Allo scatenamento della passione devono
aver contribuito non
poco i colori del sud,così diversi da
quelli sempre sfumati,come
velati dalle misteriose,magiche foschie
,dei paesaggi familiari del
suo Piemonte natio,su cui aveva spaziato
finora il suo sguardo.
- E non hai ancora
sperimentato le meraviglie dei
sapori della nostra merenda,”interviene
bruscamente Agata
per riportare l’atmosfera a misure più
riposanti e confidenziali.
- Non credere,Agata - ribatte con vivacità Eugenio
Ferruccio - mi aspetto sapori forti come le emozioni che mi ha
procurato l’inattesa immersione nella
grandiosità di questo
paesaggio. Mi avete ormai abituato
all’eccellenza. La mia
aspettativa non è da meno.
- Sapido
certamente il nostro pecorino lo è,come le
puntarelle con le acciughe e anche la corallina .

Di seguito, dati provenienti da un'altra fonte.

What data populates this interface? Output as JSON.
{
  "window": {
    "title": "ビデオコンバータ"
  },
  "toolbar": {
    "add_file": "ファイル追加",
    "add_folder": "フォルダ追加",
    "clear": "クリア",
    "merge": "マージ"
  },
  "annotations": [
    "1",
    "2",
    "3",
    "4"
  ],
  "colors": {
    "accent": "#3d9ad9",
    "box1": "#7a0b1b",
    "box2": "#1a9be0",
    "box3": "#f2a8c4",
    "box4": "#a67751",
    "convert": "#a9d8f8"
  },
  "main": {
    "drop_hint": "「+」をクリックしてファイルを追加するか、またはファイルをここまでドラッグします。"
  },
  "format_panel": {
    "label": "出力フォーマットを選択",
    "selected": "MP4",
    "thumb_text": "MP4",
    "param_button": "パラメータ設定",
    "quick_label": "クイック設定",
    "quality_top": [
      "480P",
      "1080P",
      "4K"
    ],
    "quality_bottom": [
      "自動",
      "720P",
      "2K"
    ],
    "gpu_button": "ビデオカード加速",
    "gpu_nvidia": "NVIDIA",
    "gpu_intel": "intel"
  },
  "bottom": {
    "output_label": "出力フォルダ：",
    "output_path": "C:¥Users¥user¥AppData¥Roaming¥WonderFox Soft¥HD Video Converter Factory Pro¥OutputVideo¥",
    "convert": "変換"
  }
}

- E ,in un certo senso,anche la torta con la ricotta - interviene
Ester,più cauta e sinceramente preoccupata per la piena
riuscita della
scampagnata,ma anche
rammaricata per aver perso il controllo con lo
scatto irritato di gelosia di poco prima ,che l’ha esposta
al rischio di
una pericolosa rivelazione dei suoi veri
sentimenti - forse anche troppo
per un palato poco abituato.
- Non dovete
preoccuparvi. Io adoro il nuovo e anche
il mio palato non è affatto abitudinario.
Sono entusiasta che abbiate
pensato a farmi gustare le specialità
locali che,certo,in caserma non
ho avuto la possibilità di sperimentare.
Del resto,in un simile scenario
tutto non può essere
che perfetto. E voi siete ospiti perfette,oltre che,
naturalmente
,deliziose. La sorpresa mozzafiato del paesaggio che
mi avete offerta,mi ha
,per un momento imperdonabilmente troppo
lungo,distratto. Non ho
ancora ,infatti,avuto modo di dirvi
la gioia
che mi dà la vostra
compagnia e l’orgoglio di cui mi riempie la vostra
amicizia .Una giornata così speciale ne
sarà il sigillo indelebile.
Isabelita sembra molto incuriosita dalla composizione
dei sapori della merenda.
- Non mi
sbagliavo - pensa soddisfatta Lisa
-
Infatti ,a racconto concluso,chiede:
- Potete parlarmi in modo un po’ più
diffuso di quelle
specialità così tipiche dell’alimentazione
romana?
Stavolta è Eva,l’esperta appassionata di
cucina,a rispondere:
- Avrei tanto voluto portarle per una
merenda fra noi.
Ma poi,mi sono detta,una merenda subito
dopo cena e nel chiuso
di un appartamento non ha proprio senso. E
allora mi limito a
raccontarla .Cominciamo
dal pecorino:si tratta di un ottimo formaggio ,
fatto col latte di
pecora - da cui il nome - dal gusto
molto saporito,
addirittura piccante.
Le puntarelle –che non sono che
l’infiorescenza
del cicorione –servono
a comporre un’ insalata ricca di sapori,a
contrasto:l’amarognolo croccante
delle verdure con quello ricco e
pungente delle
acciughe. La corallina,da ultimo, è un ottimo salame,
specialmente se è stagionato. Ma qualcosa che Lisa ha omesso nel
suo racconto, è
indispensabile, a completare la
meraviglia ,ed è il
pane nero dei Castelli,anche lui molto profumato,che
unisce il
croccante della crosta con il soffice della mollica bruna.
Naturalmente
il necessario completamento della merenda è l’immersione in un
paesaggio straordinario,sia che sia incorniciato
da uno scorcio verde
delle colline o dalle
spiagge ondulate della costa romana con
la sua
vegetazione tutta profumata di resine.